Being Desi, you grow up hating your parents because they never trust you. Your every decision questioned, every step monitored. But at the same time, I kind of understand them. I mean, I understand why they are the way they are. Why fear is woven into their love. Why control is mistaken for care. Like, we all know they were raised in a world that taught them survival comes from obedience, that love is discipline, that freedom is dangerous. That making mistakes is not at all fine. And yet, knowing this doesn’t make it easier. It doesn’t stop the resentment from simmering, doesn’t soften the ache of never being fully seen.

This woman I know. I hear you when you talk about your trauma, and I respect that.
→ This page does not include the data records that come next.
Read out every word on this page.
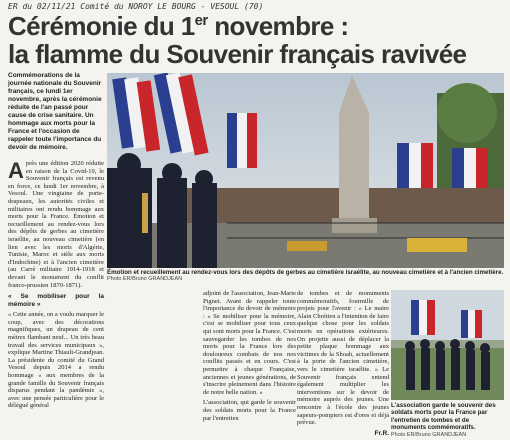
ER du 02/11/21 Comité du NOROY LE BOURG - VESOUL (70)
Cérémonie du 1er novembre :
la flamme du Souvenir français ravivée
Commémorations de la journée nationale du Souvenir français, ce lundi 1er novembre, après la cérémonie réduite de l'an passé pour cause de crise sanitaire. Un hommage aux morts pour la France et l'occasion de rappeler toute l'importance du devoir de mémoire.

Après une édition 2020 réduite en raison de la Covid-19, le Souvenir français est revenu en force, ce lundi 1er novembre, à Vesoul. Une vingtaine de porte-drapeaux, les autorités civiles et militaires ont rendu hommage aux morts pour la France. Émotion et recueillement au rendez-vous lors des dépôts de gerbes au cimetière israélite, au nouveau cimetière (en lien avec les morts d'Algérie, Tunisie, Maroc et stèle aux morts d'Indochine) et à l'ancien cimetière (au Carré militaire 1914-1918 et devant le monument du conflit franco-prussien 1870-1871).

« Se mobiliser pour la mémoire »

« Cette année, on a voulu marquer le coup, avec des décorations magnifiques, un drapeau de cent mètres flambant neuf... Un très beau travail des services municipaux », explique Martine Thiault-Grandjean. La présidente du comité du Grand Vesoul depuis 2014 a rendu hommage « aux membres de la grande famille du Souvenir français disparus pendant la pandémie », avec une pensée particulière pour le délégué général

Émotion et recueillement au rendez-vous lors des dépôts de gerbes au cimetière israélite, au nouveau cimetière et à l'ancien cimetière.
Photo ER/Bruno GRANDJEAN

adjoint de l'association, Jean-Marie Pignet. Avant de rappeler toute l'importance du devoir de mémoire : « Se mobiliser pour la mémoire, c'est se mobiliser pour tous ceux qui sont morts pour la France. C'est sauvegarder les tombes de nos morts pour la France lors des douloureux combats de nos nos conflits passés et en cours. C'est permettre à chaque Française, anciennes et jeunes générations, de s'inscrire pleinement dans l'histoire de notre belle nation. »

L'association, qui garde le souvenir des soldats morts pour la France par l'entretien

de tombes et de monuments commémoratifs, fourmille de projets pour l'avenir : « Le maire Alain Chrétien a l'intention de faire quelque chose pour les soldats morts en opérations extérieures. On projette aussi de déplacer la petite plaque hommage aux victimes de la Shoah, actuellement à la porte de l'ancien cimetière, vers le cimetière israélite. » Le Souvenir français entend également multiplier les interventions sur le devoir de mémoire auprès des jeunes. Une rencontre à l'école des jeunes sapeurs-pompiers est d'ores et déjà prévue.

Fr.R.

L'association garde le souvenir des soldats morts pour la France par l'entretien de tombes et de monuments commémoratifs.
Photo ER/Bruno GRANDJEAN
But when I share my feelings, why do I feel like they’re dismissed? It hurts when my pain is treated as ‘nothing’ while yours is acknowledged. For once, I just want the same understanding I give you. 

I want to feel seen. Truly seen, not just looked at, but understood.
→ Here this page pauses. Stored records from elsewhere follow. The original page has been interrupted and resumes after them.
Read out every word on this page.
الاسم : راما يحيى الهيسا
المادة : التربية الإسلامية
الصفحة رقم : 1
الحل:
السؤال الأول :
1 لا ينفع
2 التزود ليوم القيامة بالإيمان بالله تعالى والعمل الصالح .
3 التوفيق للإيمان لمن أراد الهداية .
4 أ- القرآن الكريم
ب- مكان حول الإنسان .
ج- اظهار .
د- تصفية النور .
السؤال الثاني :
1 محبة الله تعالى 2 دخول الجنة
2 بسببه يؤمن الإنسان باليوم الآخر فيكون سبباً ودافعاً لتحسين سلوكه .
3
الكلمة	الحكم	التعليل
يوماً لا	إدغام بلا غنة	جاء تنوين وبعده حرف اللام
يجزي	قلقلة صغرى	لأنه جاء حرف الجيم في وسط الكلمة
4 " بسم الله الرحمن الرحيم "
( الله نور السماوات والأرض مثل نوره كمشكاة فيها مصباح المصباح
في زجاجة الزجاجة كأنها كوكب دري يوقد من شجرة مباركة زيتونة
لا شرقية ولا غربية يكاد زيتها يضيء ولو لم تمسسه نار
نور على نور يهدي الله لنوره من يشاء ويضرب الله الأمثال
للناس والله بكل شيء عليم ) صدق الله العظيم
I want to feel heard. Not just listened to out of politeness, not just tolerated, but really heard: like my words hold weight, like my emotions aren’t something to be brushed aside.
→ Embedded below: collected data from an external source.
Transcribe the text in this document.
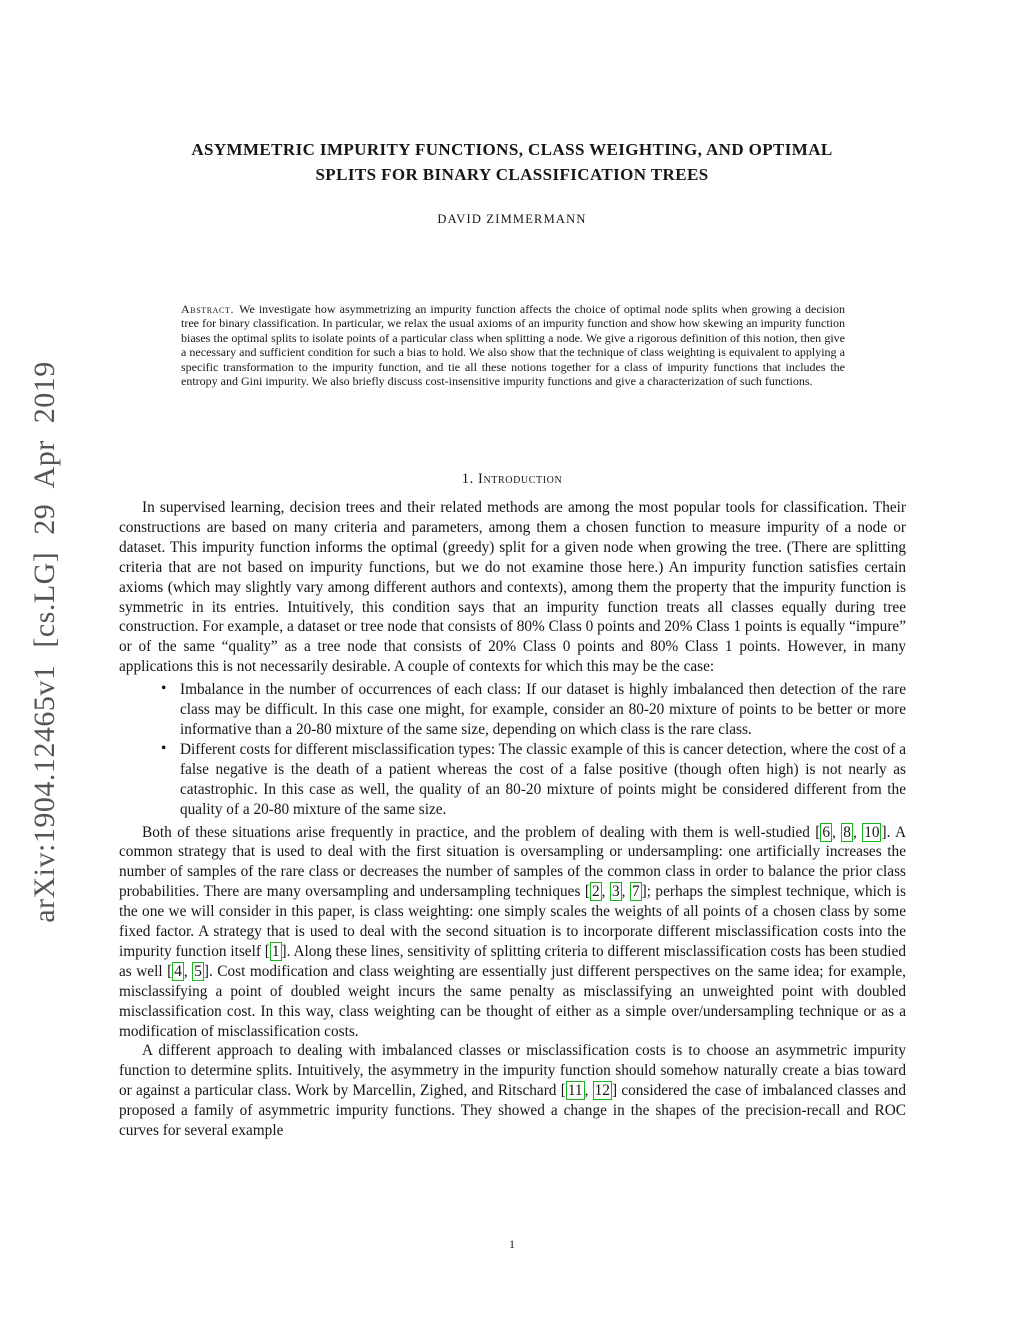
arXiv:1904.12465v1 [cs.LG] 29 Apr 2019
ASYMMETRIC IMPURITY FUNCTIONS, CLASS WEIGHTING, AND OPTIMAL
SPLITS FOR BINARY CLASSIFICATION TREES
DAVID ZIMMERMANN
Abstract. We investigate how asymmetrizing an impurity function affects the choice of optimal node splits when growing a decision tree for binary classification. In particular, we relax the usual axioms of an impurity function and show how skewing an impurity function biases the optimal splits to isolate points of a particular class when splitting a node. We give a rigorous definition of this notion, then give a necessary and sufficient condition for such a bias to hold. We also show that the technique of class weighting is equivalent to applying a specific transformation to the impurity function, and tie all these notions together for a class of impurity functions that includes the entropy and Gini impurity. We also briefly discuss cost-insensitive impurity functions and give a characterization of such functions.
1. Introduction

In supervised learning, decision trees and their related methods are among the most popular tools for classification. Their constructions are based on many criteria and parameters, among them a chosen function to measure impurity of a node or dataset. This impurity function informs the optimal (greedy) split for a given node when growing the tree. (There are splitting criteria that are not based on impurity functions, but we do not examine those here.) An impurity function satisfies certain axioms (which may slightly vary among different authors and contexts), among them the property that the impurity function is symmetric in its entries. Intuitively, this condition says that an impurity function treats all classes equally during tree construction. For example, a dataset or tree node that consists of 80% Class 0 points and 20% Class 1 points is equally “impure” or of the same “quality” as a tree node that consists of 20% Class 0 points and 80% Class 1 points. However, in many applications this is not necessarily desirable. A couple of contexts for which this may be the case:

• Imbalance in the number of occurrences of each class: If our dataset is highly imbalanced then detection of the rare class may be difficult. In this case one might, for example, consider an 80-20 mixture of points to be better or more informative than a 20-80 mixture of the same size, depending on which class is the rare class.
• Different costs for different misclassification types: The classic example of this is cancer detection, where the cost of a false negative is the death of a patient whereas the cost of a false positive (though often high) is not nearly as catastrophic. In this case as well, the quality of an 80-20 mixture of points might be considered different from the quality of a 20-80 mixture of the same size.

Both of these situations arise frequently in practice, and the problem of dealing with them is well-studied [ 6 , 8 , 10 ]. A common strategy that is used to deal with the first situation is oversampling or undersampling: one artificially increases the number of samples of the rare class or decreases the number of samples of the common class in order to balance the prior class probabilities. There are many oversampling and undersampling techniques [ 2 , 3 , 7 ]; perhaps the simplest technique, which is the one we will consider in this paper, is class weighting: one simply scales the weights of all points of a chosen class by some fixed factor. A strategy that is used to deal with the second situation is to incorporate different misclassification costs into the impurity function itself [ 1 ]. Along these lines, sensitivity of splitting criteria to different misclassification costs has been studied as well [ 4 , 5 ]. Cost modification and class weighting are essentially just different perspectives on the same idea; for example, misclassifying a point of doubled weight incurs the same penalty as misclassifying an unweighted point with doubled misclassification cost. In this way, class weighting can be thought of either as a simple over/undersampling technique or as a modification of misclassification costs.

A different approach to dealing with imbalanced classes or misclassification costs is to choose an asymmetric impurity function to determine splits. Intuitively, the asymmetry in the impurity function should somehow naturally create a bias toward or against a particular class. Work by Marcellin, Zighed, and Ritschard [ 11 , 12 ] considered the case of imbalanced classes and proposed a family of asymmetric impurity functions. They showed a change in the shapes of the precision-recall and ROC curves for several example

1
Most of all, I want to feel cared for. Not conditionally. Not when it’s convenient. But in a way that feels real, that doesn’t make me question if I’m asking for too much.

Because I don’t think I am. I just want what I give to others.

But then again.. In a desi family, being elder comes before being kind. Their authority comes before our autonomy. Their struggles matter more than ours, because "we had it easier." But did we?

What about me? What about the youngest ones, the ones crushed under the weight of expectations we never agreed to carry? 

"Your elder sibling suffered, so you have to make it worth it." 

“Your elders didn’t do well, so you need to do everything to make us proud.”

It’s always about them. Their validation, their pride, their regrets being fixed through us. If those before us failed, we must redeem the family name. If they succeed, we must live up to it. Either way, we are never just ourselves.

What about what I want? What about my happiness? Why am I just a vessel for their dreams, their unfulfilled wishes, their proof to the world that they raised me right?

Why must I contort myself to fit their expectations when all I want is to exist as me?

What if I’m suffering too? What if I don’t want to live as a wish-fulfiller, as proof that their sacrifices weren’t in vain?

Why is my life not mine? 

They’ll spend lakhs on a wedding, but when it comes to investing in their child’s future? Suddenly, there’s no money. If it’s about giving the daughter financial independence? Absolutely not.

She can’t go abroad: What will society say? How will society accept it? Because deep down, they don’t trust her. They don’t trust the child they raised. And somehow, that’s her fault.

It’s exhausting. Infuriating. The hypocrisy, the control, the way love comes with conditions. It’s like they’d rather see her trapped in a gilded cage than free in an open sky.

But then again, what can we do?

We scream, we argue, we try to reason. 

But in the end, it’s like shouting into a void. 

The walls don’t listen. The rules don’t bend. 

The love stays, but so do the chains.

So we swallow our dreams. We shrink ourselves to fit their mold. And maybe one day, we’ll convince ourselves that this is enough. That this is just how it is. That fighting is pointless.

Or maybe… maybe one day, we too will end up like them.